Legendary architect Frank Lloyd Wright is known for many iconic building designs here in metro Phoenix, from Taliesin West to Gammage Auditorium. And now, a forgotten Wright sketch for a food truck, of all things, has inspired a collaboration with Airstream camp trailers.
Andrew P. Collins, executive editor of The Drive, says Wright’s mobile kitchen design looks like an old truck from the 1930s, except the back is almost like a railroad car.
"Not dissimilar from food trucks we would see today. The plans for it were an artifact that I guess must have been at the Frank Lloyd Wright Foundation out in Arizona," Collins said.
"The vehicle was never built, so this was kind of like a back of napkin idea that he must have had at one point. I guess not much is known about whether or not it was commissioned by a company or if it was just something that he dreamed up, but it was a pretty simple truck design, two axles on the back, it had a cooktop with a bunch of different burners, and, and yeah, his signature like very sharp lines, smooth design on the exterior."
The concept was sketched by Wright in 1939, near the end of the Great Depression.
"It certainly would have been a time when maybe not a lot of people were going out to restaurants, so that might have been a good way to increase accessibility to different types of food. Maybe it could be a good way for someone to get a business off the ground," Collins said.
"You know, Frank Lloyd Wright was all about making the most of small spaces with some of his Usonian ideas, and so that could have been a great way to make the most of the small footprint of a vehicle."
The company released its first factory-made silver travel trailer in 1936, around the same time Wright arrived in the Sonoran Desert, and three years before he sketched that food truck design.
Collins said there may have been some overlap between Wright's career and Airstream.
"His whole thing was a oneness with nature and having a structure look at home wherever it was. And when you look at a classic Airstream trailer, it really does look at home in any exterior environment. It’s such a quintessential shape, so maybe it does kind of fit his principles," Collins said.

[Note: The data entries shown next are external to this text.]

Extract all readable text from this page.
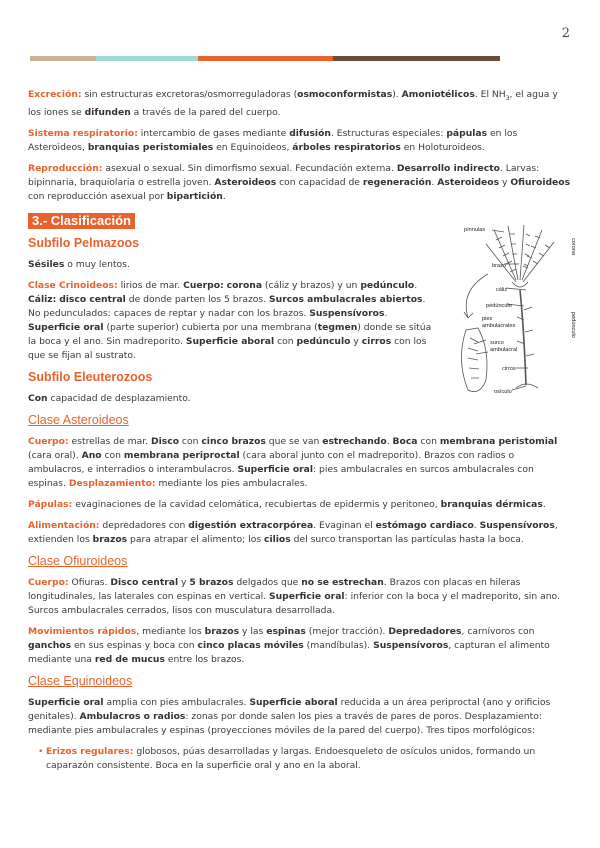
2

Excreción: sin estructuras excretoras/osmorreguladoras (osmoconformistas). Amoniotélicos. El $NH_3$, el agua y los iones se difunden a través de la pared del cuerpo.

Sistema respiratorio: intercambio de gases mediante difusión. Estructuras especiales: pápulas en los Asteroideos, branquias peristomiales en Equinoideos, árboles respiratorios en Holoturoideos.

Reproducción: asexual o sexual. Sin dimorfismo sexual. Fecundación externa. Desarrollo indirecto. Larvas: bipinnaria, braquiolaria o estrella joven. Asteroideos con capacidad de regeneración. Asteroideos y Ofiuroideos con reproducción asexual por bipartición.

3.- Clasificación
Subfilo Pelmazoos

Sésiles o muy lentos.

Clase Crinoideos: lirios de mar. Cuerpo: corona (cáliz y brazos) y un pedúnculo. Cáliz: disco central de donde parten los 5 brazos. Surcos ambulacrales abiertos. No pedunculados: capaces de reptar y nadar con los brazos. Suspensívoros. Superficie oral (parte superior) cubierta por una membrana (tegmen) donde se sitúa la boca y el ano. Sin madreporito. Superficie aboral con pedúnculo y cirros con los que se fijan al sustrato.

Subfilo Eleuterozoos

Con capacidad de desplazamiento.

Clase Asteroideos

Cuerpo: estrellas de mar. Disco con cinco brazos que se van estrechando. Boca con membrana peristomial (cara oral). Ano con membrana periproctal (cara aboral junto con el madreporito). Brazos con radios o ambulacros, e interradios o interambulacros. Superficie oral: pies ambulacrales en surcos ambulacrales con espinas. Desplazamiento: mediante los pies ambulacrales.

Pápulas: evaginaciones de la cavidad celomática, recubiertas de epidermis y peritoneo, branquias dérmicas.

Alimentación: depredadores con digestión extracorpórea. Evaginan el estómago cardiaco. Suspensívoros, extienden los brazos para atrapar el alimento; los cilios del surco transportan las partículas hasta la boca.

Clase Ofiuroideos

Cuerpo: Ofiuras. Disco central y 5 brazos delgados que no se estrechan. Brazos con placas en hileras longitudinales, las laterales con espinas en vertical. Superficie oral: inferior con la boca y el madreporito, sin ano. Surcos ambulacrales cerrados, lisos con musculatura desarrollada.

Movimientos rápidos, mediante los brazos y las espinas (mejor tracción). Depredadores, carnívoros con ganchos en sus espinas y boca con cinco placas móviles (mandíbulas). Suspensívoros, capturan el alimento mediante una red de mucus entre los brazos.

Clase Equinoideos

Superficie oral amplia con pies ambulacrales. Superficie aboral reducida a un área periproctal (ano y orificios genitales). Ambulacros o radios: zonas por donde salen los pies a través de pares de poros. Desplazamiento: mediante pies ambulacrales y espinas (proyecciones móviles de la pared del cuerpo). Tres tipos morfológicos:

• Erizos regulares: globosos, púas desarrolladas y largas. Endoesqueleto de osículos unidos, formando un caparazón consistente. Boca en la superficie oral y ano en la aboral.
pínnulas
corona
brazo
cáliz
pedúnculo
pies
ambulacrales
surco
ambulacral
cirros
osículo
pedúnculo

This new vehicle — officially called the Airstream Frank Lloyd Wright Usonian Limited Edition Travel Trailer — takes these two ideas, from nearly 100 years ago, and incorporates them into a high-end mashup, combining the aesthetics of Airstream with Wright’s architectural principles.
"So, the exterior is a pretty classic Airstream. They kind of look like a chrome caterpillar so to speak, but the inside has a lot of his signature, kind of like the dark wood that he uses, lot of really nice clean straight lines and uh a big part of it is consistent with the Frank Lloyd Wright principal of bringing the outdoors to the indoors," Collins said.
"Of course that’s pretty endemic to any camper vehicle, but this one in particular has like a nice big rear opening door in the back that basically lets the bedroom be right into the outdoors. It’s got that coinciding with nature that was obviously big with Frank Lloyd Wright."
The limited-edition trailer is 28 feet long and sleeps four. Don’t expect a Depression-era price tag. With clean lines, warm wood-toned cabinets, a wood-slatted lighting panel, and desert-hued decor, the vehicle will set you back $185,000 — making us wonder if Frank Lloyd Wright ever heard of glamping.